Details of the Classification System.
The system assigns points to genes for which evidence is present. I present a graphical summary of the scoring and classification system below, I think it does a good job of making details of the classification system clear.
I think the table is pretty much self-explanatory; it is however useful in my opinion to reiterate that in this system all types of evidence are awarded one point and are weighted equally. Class IV genes have just evidence of being in an amplified region, Class III genes have to score at least 1 point, Class II genes 3 points and Class I genes must be demonstrated, preferably in clinical trials, to be viable therapeutic targets where blocking the gene or the gene product improves clinical outcome.
Class I genes can therefore be said to be integral to pathogenesis by amplification, Class II genes could also potentially be implicated and Class III genes require further study. Now I will go back to talking about heterogeneity, the authors have pointed to instances in the paper where different genes within the same amplicon (amplified region) act as drivers in different types of cancer, for example, they point out that in Lobular Breast Carcinoma, the gene FGFR1 is a driver while conventional wisdom deemed two other genes in the same amplified region as better candidates. This has led the authors to classify genes using this system on a per-cancer basis.
Results & Comments
The analysis only includes amplified unmutated (normal) genes & does not include genes that are both mutated and amplified, nor does it include miRNA (microRNA) which may also be involved in dysfunctional expression and can be treated as normal genes that are amplified.
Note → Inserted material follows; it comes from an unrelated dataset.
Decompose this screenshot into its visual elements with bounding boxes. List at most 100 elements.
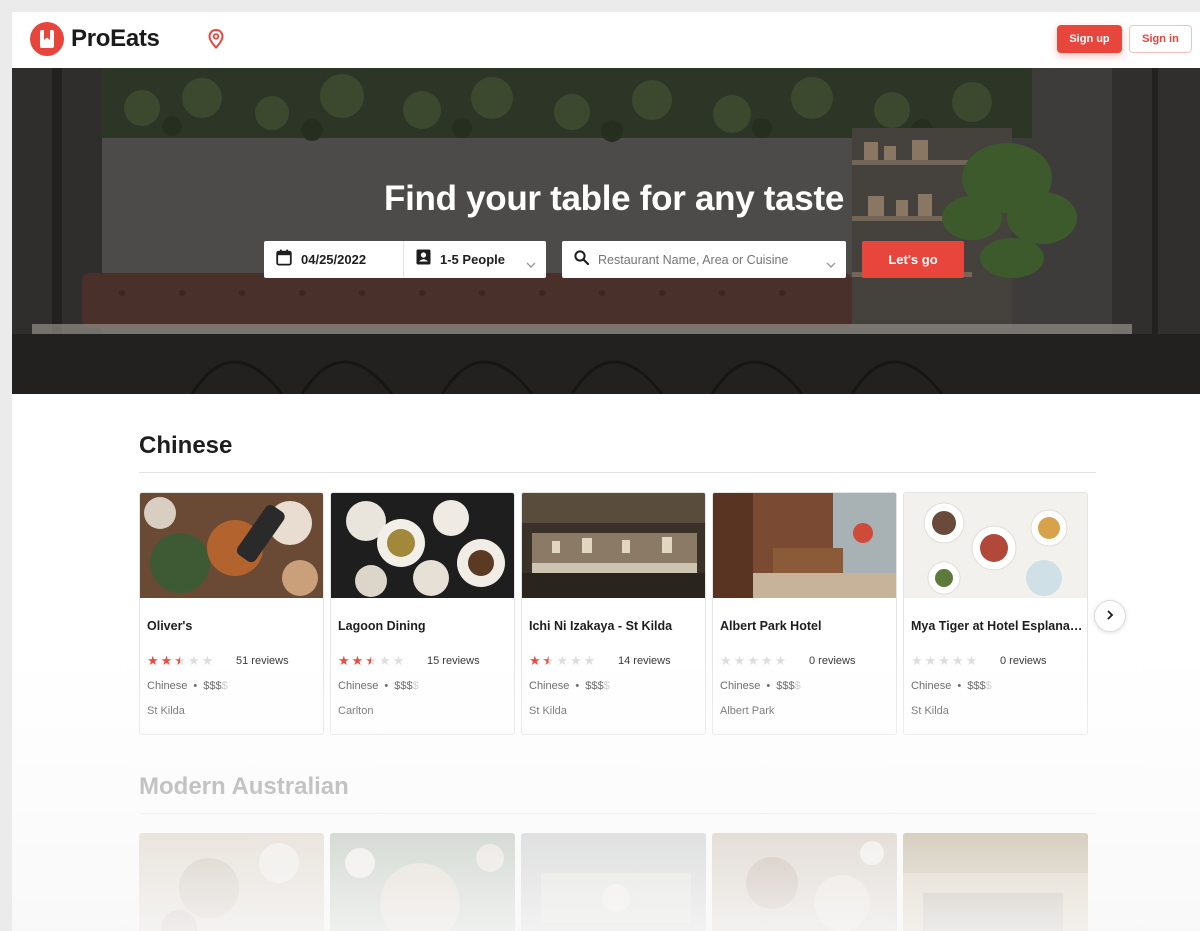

For a brief introduction to miRNA please read my blog post on RNA Interference on this very blog.
The authors have documented 62 Class III genes, 12 Class II genes and 3 Class I genes. I fully expect the number of genes in these classes to go up as more and more data from integrated genomic studies start to flood in. The system may prove particularly useful in guiding research programmes by informing further research and what evidence needs to be investigated. It may also enable the identification of overexpressed genes that are integral to cancer progression and thus offer a way of identifying drug targets.
I will now go on to post a table and a diagram of the results the authors have presented in the paper. You may bring up larger versions of these images by clicking on them.
The whole lot can be visualized using a virtual karyogram/idiogram, which follows below.
Further data about what evidence was used in the classification and scoring of amplified genes may be obtained from the supplements. You may find these supplementary materials here
To conclude, I think this will show you how oncologists may try to make sense of information stemming from a wide range of studies that all provide evidence to different extents and of different types. I also hope that you will be able to visualize how such systems can help organize, compare and utilize data to guide things that range from what studies one may wish to carry out to what targets drug development programmes may look at in the quest for the development of safe, effective targeted therapies against cancer.
That is all from me as far as this paper review is concerned, I hope you enjoyed the post and the paper, and I also hope that you will take time to try and know more about the Cancer Genome Project and how it is helping us understand cancer in all its complexity.